Elizabeth is her name, like a queen,
perhaps the most queenly dame of all:
before her throne fell so many a thrall,
not of her might, but for having seen
the beauty a queen would flaunt, and yet
so many have not; though Queen Bess,
called the Virgin Queen, for never marrying,
had lovers galore, the most illustrious set
England could provide and they confess
would die if only for her kindliness' sharing...

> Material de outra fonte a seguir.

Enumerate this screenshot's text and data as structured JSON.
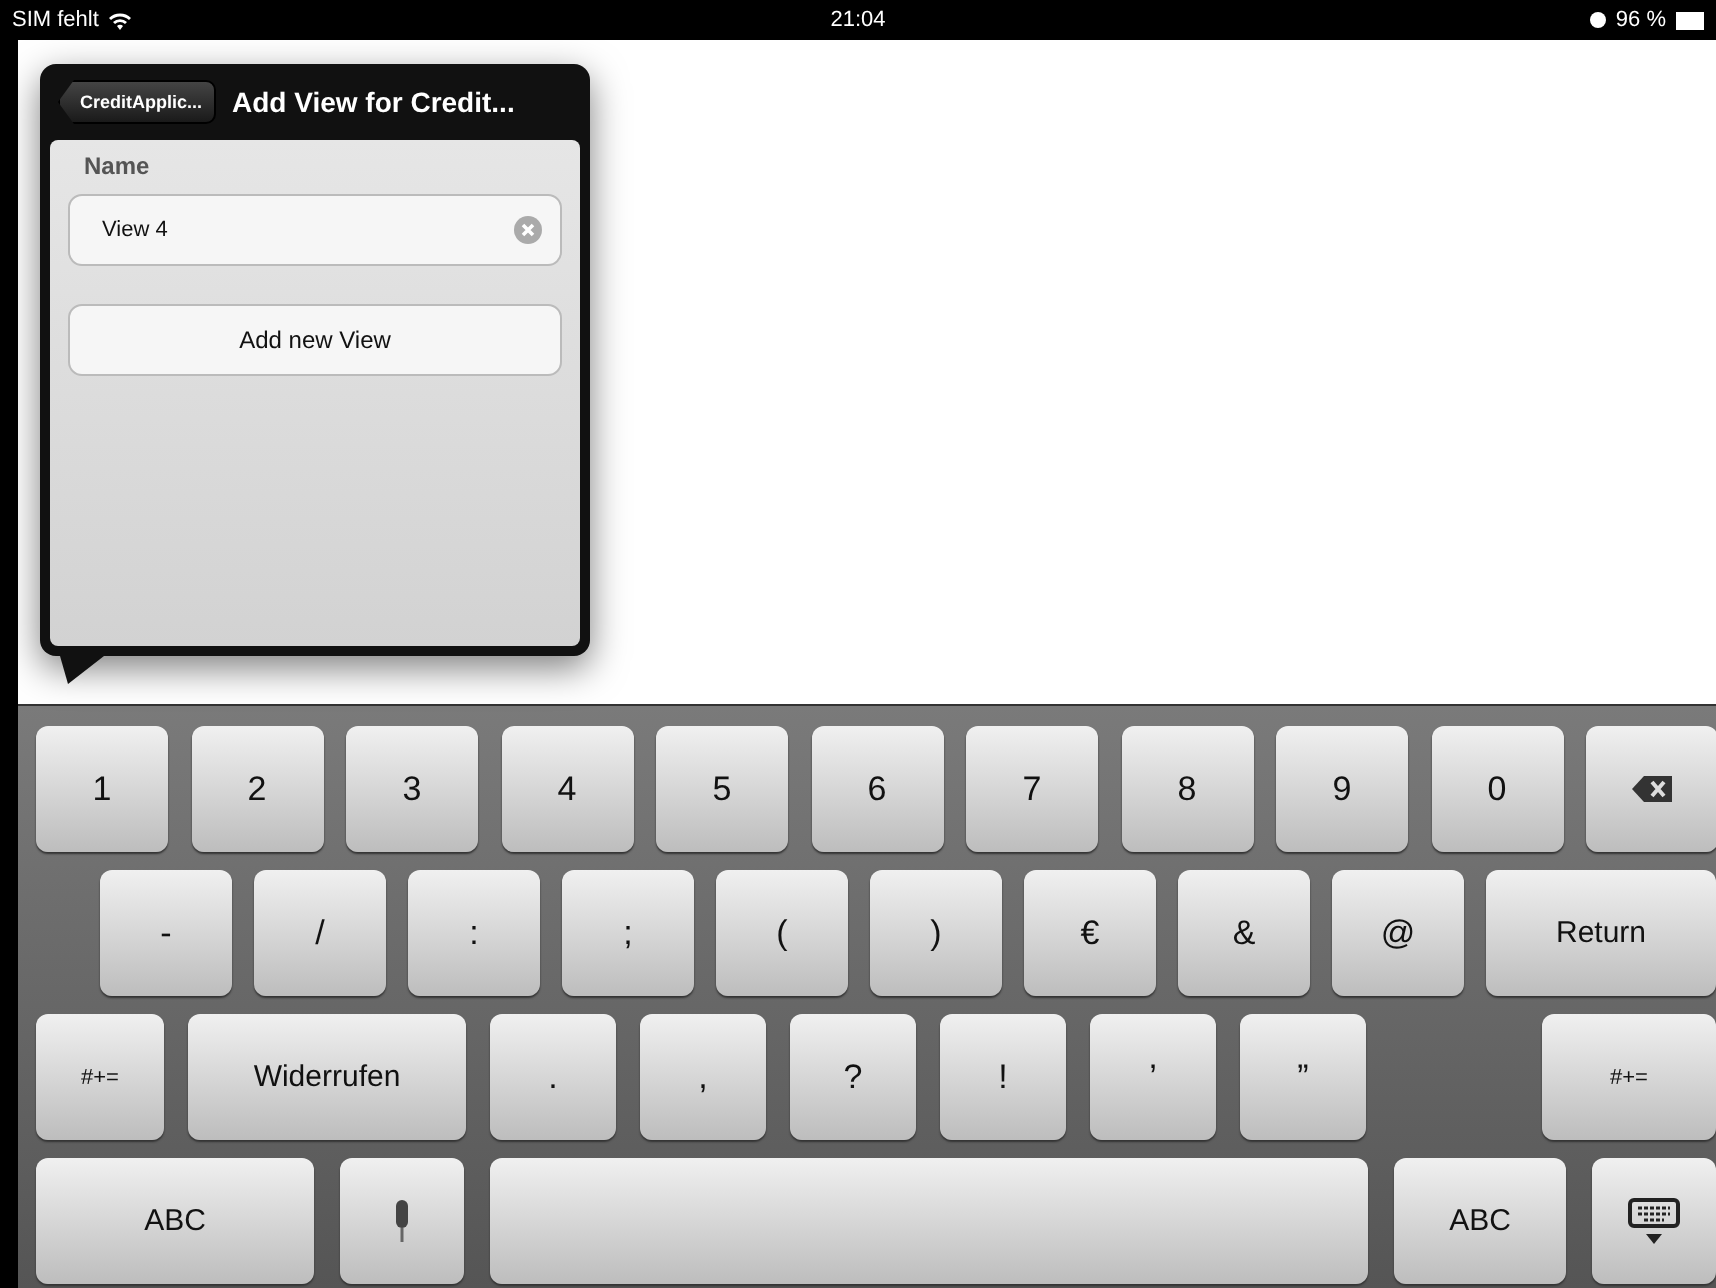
{
  "status_bar": {
    "carrier": "SIM fehlt",
    "time": "21:04",
    "battery": "96 %"
  },
  "popover": {
    "back_button": "CreditApplic...",
    "title": "Add View for Credit...",
    "section_label": "Name",
    "name_field": {
      "value": "View 4"
    },
    "button": "Add new View"
  },
  "keyboard": {
    "rows": [
      [
        {
          "kind": "key",
          "label": "1"
        },
        {
          "kind": "key",
          "label": "2"
        },
        {
          "kind": "key",
          "label": "3"
        },
        {
          "kind": "key",
          "label": "4"
        },
        {
          "kind": "key",
          "label": "5"
        },
        {
          "kind": "key",
          "label": "6"
        },
        {
          "kind": "key",
          "label": "7"
        },
        {
          "kind": "key",
          "label": "8"
        },
        {
          "kind": "key",
          "label": "9"
        },
        {
          "kind": "key",
          "label": "0"
        },
        {
          "kind": "backspace"
        }
      ],
      [
        {
          "kind": "key",
          "label": "-"
        },
        {
          "kind": "key",
          "label": "/"
        },
        {
          "kind": "key",
          "label": ":"
        },
        {
          "kind": "key",
          "label": ";"
        },
        {
          "kind": "key",
          "label": "("
        },
        {
          "kind": "key",
          "label": ")"
        },
        {
          "kind": "key",
          "label": "€"
        },
        {
          "kind": "key",
          "label": "&"
        },
        {
          "kind": "key",
          "label": "@"
        },
        {
          "kind": "return",
          "label": "Return"
        }
      ],
      [
        {
          "kind": "mod",
          "label": "#+="
        },
        {
          "kind": "wide",
          "label": "Widerrufen"
        },
        {
          "kind": "narrow",
          "label": "."
        },
        {
          "kind": "narrow",
          "label": ","
        },
        {
          "kind": "narrow",
          "label": "?"
        },
        {
          "kind": "narrow",
          "label": "!"
        },
        {
          "kind": "narrow",
          "label": "’"
        },
        {
          "kind": "narrow",
          "label": "”"
        },
        {
          "kind": "mod_right",
          "label": "#+="
        }
      ],
      [
        {
          "kind": "wide",
          "label": "ABC"
        },
        {
          "kind": "mic"
        },
        {
          "kind": "space"
        },
        {
          "kind": "abc_right",
          "label": "ABC"
        },
        {
          "kind": "hide"
        }
      ]
    ]
  }
}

[a girl named Elizabeth asked me to write a sonnet with her name. of course i wrote a praise to Queen Elizabeth the First...]
INDEFESO
Não sei se devo te escrever mais versos...
Tantos já te escrevi, que tua alma multifária,
De humor instável e de expressão tão vária,
Já deveria ter só para mim conversos
Todos os seus escaninhos tão diversos;
E não negar amor após as juras,
Após as firmes confissões mais puras,
Na marcha desses anos tão dispersos...
Ter marchetado ao longo dos meus ossos
A certeza de um bem depois negado
Por tais oscilações, que não consigo
Jamais prever e sinto que em destroços
Tornou-se-me a confiança: inda a teu lado,
Não saberei jamais se estou contigo...
PROPOSTA
Se queres me entender, pensa primeiro
Que não tenho intenção que seja oculta:
Eu quero usar tua vida, seja a multa
Qual for; o preço eu pagarei inteiro!...
Pensa que eu busco apenas a expressão
De meu gênio viril em corpo e nalma,
Na fonte e turbilhão, verdade e calma,
Só para encher-te inteiro o coração...
Eu quero que me ames -- não preciso
De apelar ao vulgar gesto indeciso
Que saberia usar outro qualquer;
Eu quero ver-te pura e sem recalque;
Completa ao coração então decalque
Minhalma, que te amou, porque és mulher!